Converts to Islam double in Britain, says study
By IANSTuesday, January 4, 2011
LONDON - The number of Britons choosing to become Muslims has nearly doubled in the past decade, according to a study by an inter-faith think tank.
The study by think tank Faith Matters attempts to estimate how many people have embraced Islam.
Despite the “often negative” portrayal of Islam, thousands of Britons are adopting the religion every year, The Independent reported.
Estimating the number of converts living in Britain has always been difficult because census data does not differentiate between whether a religious person has adopted a new faith or was born into it.
Previous estimates placed the number of Muslim converts at between 14,000 and 25,000.
But the new study by Faith Matters suggests the real figure could be as high as 100,000, with as many as 5,000 new conversions nationwide each year.

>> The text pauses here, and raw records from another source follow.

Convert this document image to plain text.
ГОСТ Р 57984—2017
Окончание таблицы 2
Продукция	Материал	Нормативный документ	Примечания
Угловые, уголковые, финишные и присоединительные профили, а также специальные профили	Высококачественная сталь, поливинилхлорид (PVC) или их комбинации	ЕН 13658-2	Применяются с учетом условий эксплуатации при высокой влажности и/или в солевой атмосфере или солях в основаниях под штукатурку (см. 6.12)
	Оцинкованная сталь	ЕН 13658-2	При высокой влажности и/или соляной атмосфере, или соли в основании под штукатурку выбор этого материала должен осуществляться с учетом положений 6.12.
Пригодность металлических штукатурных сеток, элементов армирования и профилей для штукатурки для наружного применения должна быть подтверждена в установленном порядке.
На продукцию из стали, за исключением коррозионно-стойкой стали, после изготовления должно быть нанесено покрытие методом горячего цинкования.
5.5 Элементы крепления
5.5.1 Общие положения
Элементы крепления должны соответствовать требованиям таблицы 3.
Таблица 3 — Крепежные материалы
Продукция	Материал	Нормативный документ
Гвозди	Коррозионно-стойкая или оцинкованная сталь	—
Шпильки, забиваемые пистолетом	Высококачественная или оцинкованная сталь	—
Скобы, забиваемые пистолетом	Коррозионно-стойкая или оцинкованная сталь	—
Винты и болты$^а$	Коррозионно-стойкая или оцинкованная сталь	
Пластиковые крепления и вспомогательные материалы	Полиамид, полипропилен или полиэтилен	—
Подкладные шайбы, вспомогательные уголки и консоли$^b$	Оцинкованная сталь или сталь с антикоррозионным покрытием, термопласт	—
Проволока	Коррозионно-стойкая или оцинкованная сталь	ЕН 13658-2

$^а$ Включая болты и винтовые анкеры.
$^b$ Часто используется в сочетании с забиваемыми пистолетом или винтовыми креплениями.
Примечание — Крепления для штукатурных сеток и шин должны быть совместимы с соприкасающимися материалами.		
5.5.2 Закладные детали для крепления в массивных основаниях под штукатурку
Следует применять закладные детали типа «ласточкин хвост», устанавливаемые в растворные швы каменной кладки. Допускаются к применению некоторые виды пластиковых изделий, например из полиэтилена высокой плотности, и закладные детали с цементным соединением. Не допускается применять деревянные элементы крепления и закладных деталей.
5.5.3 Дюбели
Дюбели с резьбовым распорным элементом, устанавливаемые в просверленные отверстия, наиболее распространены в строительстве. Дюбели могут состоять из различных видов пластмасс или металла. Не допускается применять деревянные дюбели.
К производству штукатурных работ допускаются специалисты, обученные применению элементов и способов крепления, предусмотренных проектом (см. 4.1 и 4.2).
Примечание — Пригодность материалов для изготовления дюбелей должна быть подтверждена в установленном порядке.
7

The researchers used data from the Scottish 2001 census - which is the only survey to ask respondents what their religion was at birth as well as at the time of the survey.

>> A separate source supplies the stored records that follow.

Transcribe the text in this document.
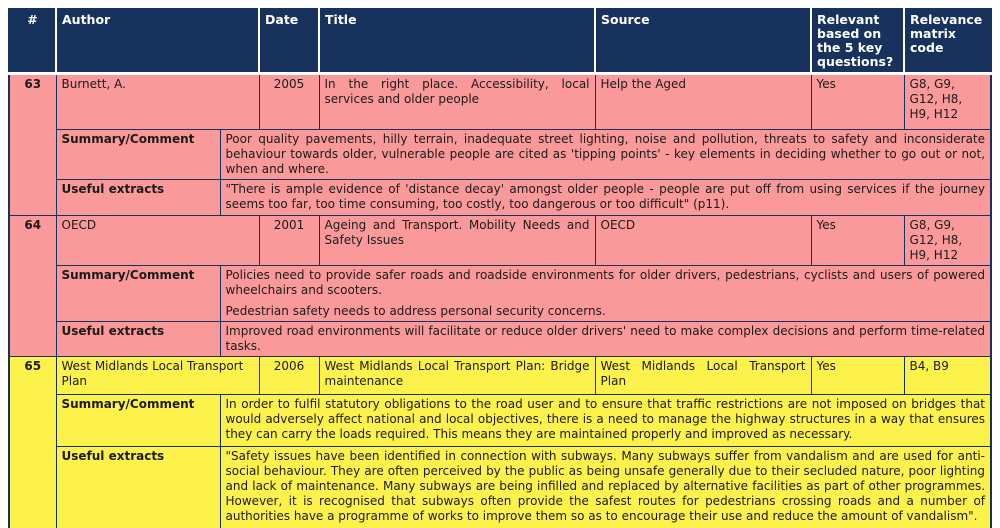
#	Author		Date	Title	Source	Relevant based on the 5 key questions?	Relevance matrix code
63	Burnett, A.		2005	In the right place. Accessibility, local services and older people	Help the Aged	Yes	G8, G9, G12, H8, H9, H12
	Summary/Comment	Poor quality pavements, hilly terrain, inadequate street lighting, noise and pollution, threats to safety and inconsiderate behaviour towards older, vulnerable people are cited as 'tipping points' - key elements in deciding whether to go out or not, when and where.					

	Useful extracts	"There is ample evidence of 'distance decay' amongst older people - people are put off from using services if the journey seems too far, too time consuming, too costly, too dangerous or too difficult" (p11).					

64	OECD		2001	Ageing and Transport. Mobility Needs and Safety Issues	OECD	Yes	G8, G9, G12, H8, H9, H12
	Summary/Comment	Policies need to provide safer roads and roadside environments for older drivers, pedestrians, cyclists and users of powered wheelchairs and scooters.

Pedestrian safety needs to address personal security concerns.					

	Useful extracts	Improved road environments will facilitate or reduce older drivers' need to make complex decisions and perform time-related tasks.					

65	West Midlands Local Transport Plan		2006	West Midlands Local Transport Plan: Bridge maintenance	West Midlands Local Transport Plan	Yes	B4, B9
	Summary/Comment	In order to fulfil statutory obligations to the road user and to ensure that traffic restrictions are not imposed on bridges that would adversely affect national and local objectives, there is a need to manage the highway structures in a way that ensures they can carry the loads required. This means they are maintained properly and improved as necessary.					

	Useful extracts	"Safety issues have been identified in connection with subways. Many subways suffer from vandalism and are used for anti-social behaviour. They are often perceived by the public as being unsafe generally due to their secluded nature, poor lighting and lack of maintenance. Many subways are being infilled and replaced by alternative facilities as part of other programmes. However, it is recognised that subways often provide the safest routes for pedestrians crossing roads and a number of authorities have a programme of works to improve them so as to encourage their use and reduce the amount of vandalism".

The experts broke down what proportion of Muslim converts there were in Scotland and then extrapolated the figures for Britain as a whole.
In all, they estimated there were 60,699 converts living in Britain in 2001.
The researchers polled mosques in London to try to calculate how many conversions take place a year.
The results gave a figure of 1,400 conversions in the capital in the past 12 months which, when extrapolated nationwide, would mean approximately 5,200 people adopting Islam every year.
The figures are comparable with studies in Germany and France which found that there were around 4,000 conversions a year.
Fiyaz Mughal, director of Faith Matters, said that coming up with a reliable estimate of the number of converts to Islam was “notoriously difficult”.
“This report is the best intellectual ‘guestimate’ using census numbers, local authority data and polling from mosques. Either way few people doubt that the number adopting Islam in the UK has risen dramatically in the past 10 years,” he said.
Batool al-Toma, an Irish-born convert who works at the Islamic Foundation and runs the New Muslims Project, a group to help converts, said she believed the new figures were “a little on the high side”.
Inayat Bunglawala, founder of Muslims4UK, which promotes active Muslim engagement in British society, said the figures were “not implausible”.
“It would mean that around one in 600 Britons is a convert to the faith,” he said.